La procedura è infatti nel limbo da circa tre anni, essendo stata avviata a febbraio del 2017. Un iter gestito direttamente dalla centrale acquisti della Regione Lazio, poiché il Comune in quel tempo non aveva aderito ad alcuna Centrale unica di committenza. La delibera, approdata in Consiglio comunale, palesò la frattura creatasi nella maggioranza dell'allora sindaco Maurizio Lucci e che ha poi portato alla sfiducia.
«Sono ormai trascorsi anni dall'avvio di tale procedura e sono stati già approvati diversi piani economico-finanziari da questa nuova amministrazione che prevedevano in corso d'anno l'avvio del nuovo servizio. La cosa – scrive Avvisati nell'interrogazione – è stata puntualmente smentita dai fatti, perché il nuovo servizio non è avviato con le conseguenze che ne derivano a carico dei cittadini-utenti che sono obbligati a pagare la tariffa corrispondente a un servizio erogato con modalità diverse rispetto alle previsioni». Il consigliere di minoranza rincara la dose e parla di un «silenzio ormai assordante» da parte dell'amministrazione e afferma che la procedura di gara «risulterebbe definitivamente aggiudicata» dalla Centrale Acquisti della Regione Lazio già da maggio 2019.

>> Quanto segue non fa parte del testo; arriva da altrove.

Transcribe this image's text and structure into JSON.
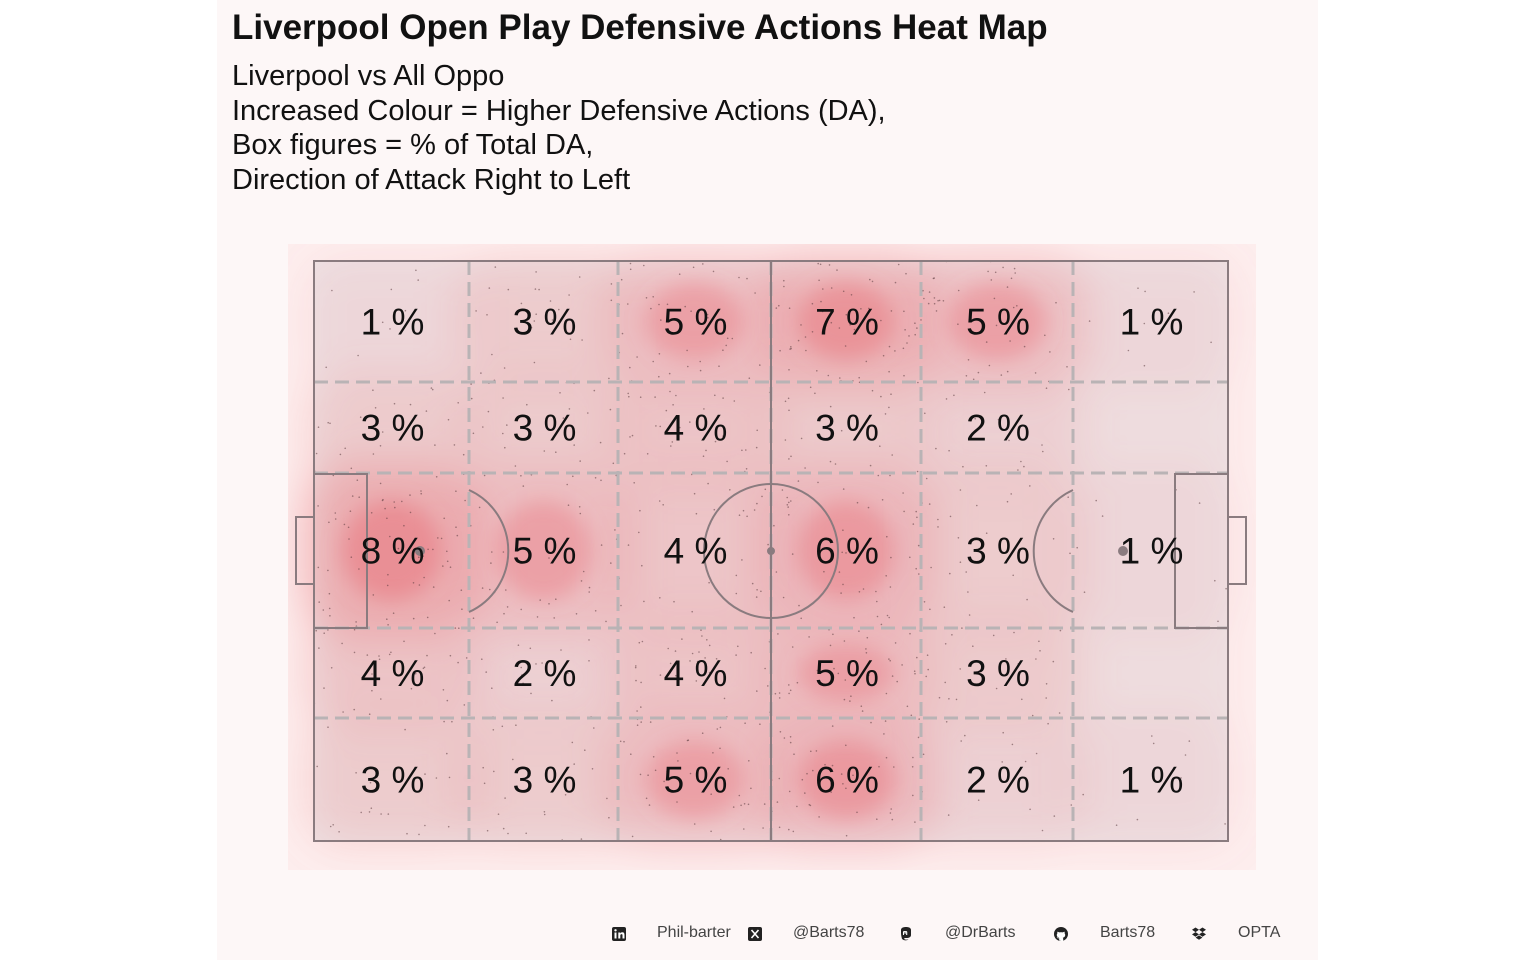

«Ci troviamo ormai – aggiunge il consigliere - in prossimità della fine dell'anno senza conoscere cosa intenderà fare questa amministrazione comunale per il prossimo anno; o meglio: se intende continuare nel solco delle proroghe, non più agibili, o avviare il nuovo servizio». A detta di Avvisati, la percentuale di raccolta differenziata sarebbe anche in diminuzione rispetto «ai brillanti obiettivi raggiunti in passato», con i costi che invece «sembrano non trovare un freno ai continui aumenti».

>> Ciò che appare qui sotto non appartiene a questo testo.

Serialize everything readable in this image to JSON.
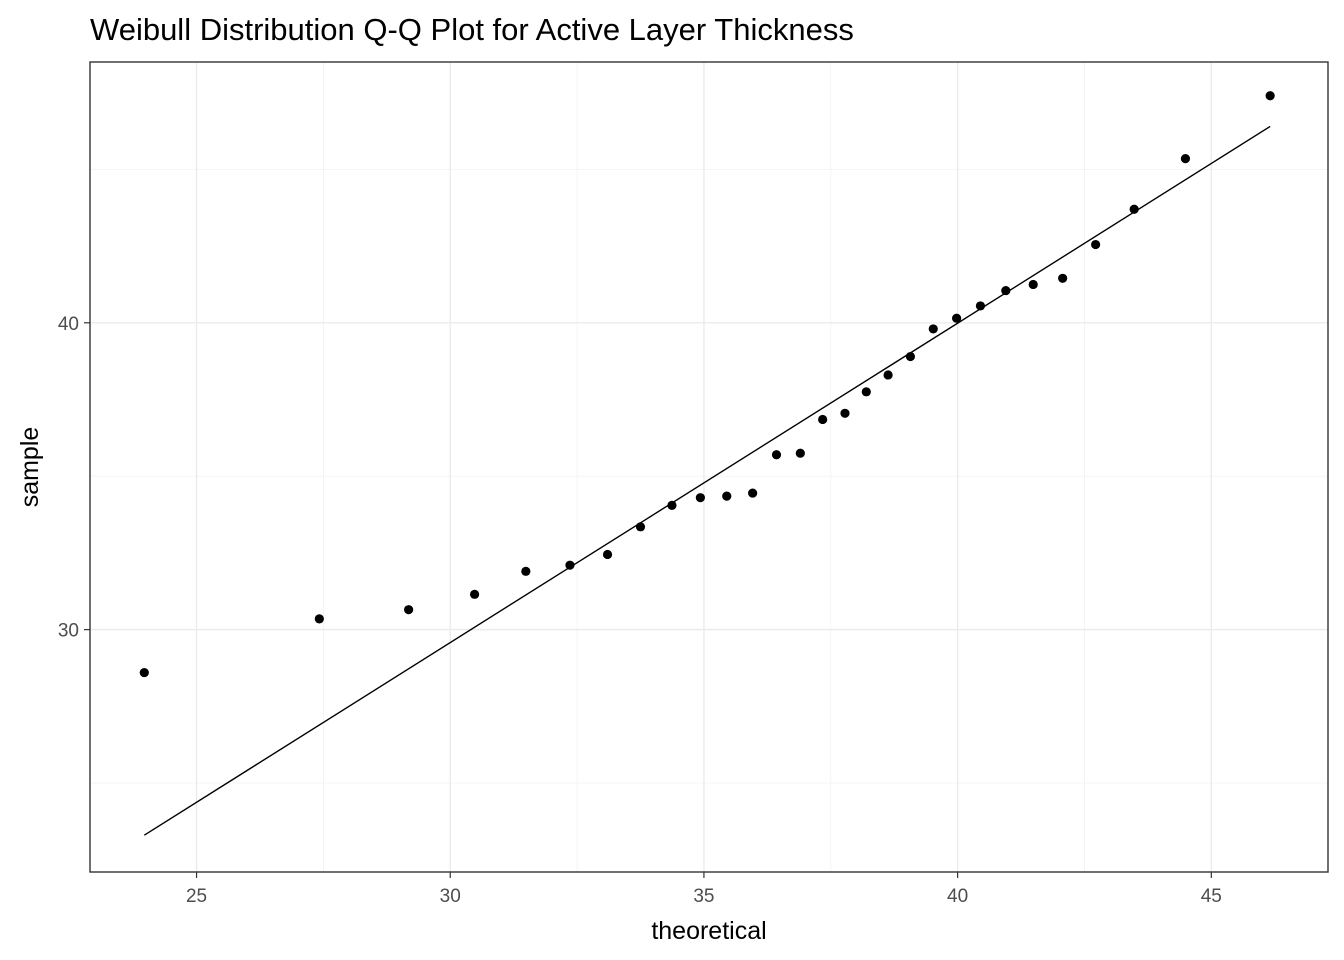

Fatte queste premesse, il consigliere pone una serie di quesiti. In primo luogo, intende sapere quali siano state le motivazioni che hanno determinato tempistiche così lunghe per la gara d'appalto. Infine, «i motivi per cui non si dà ancora corso all'avvio del nuovo servizio come previsto nel Pef – piano economico finanziario, ndr – 2019 approvato dal Consiglio comunale e quali riflessi, in termine di costi, ha comportato per i cittadini e gli operatori del territorio».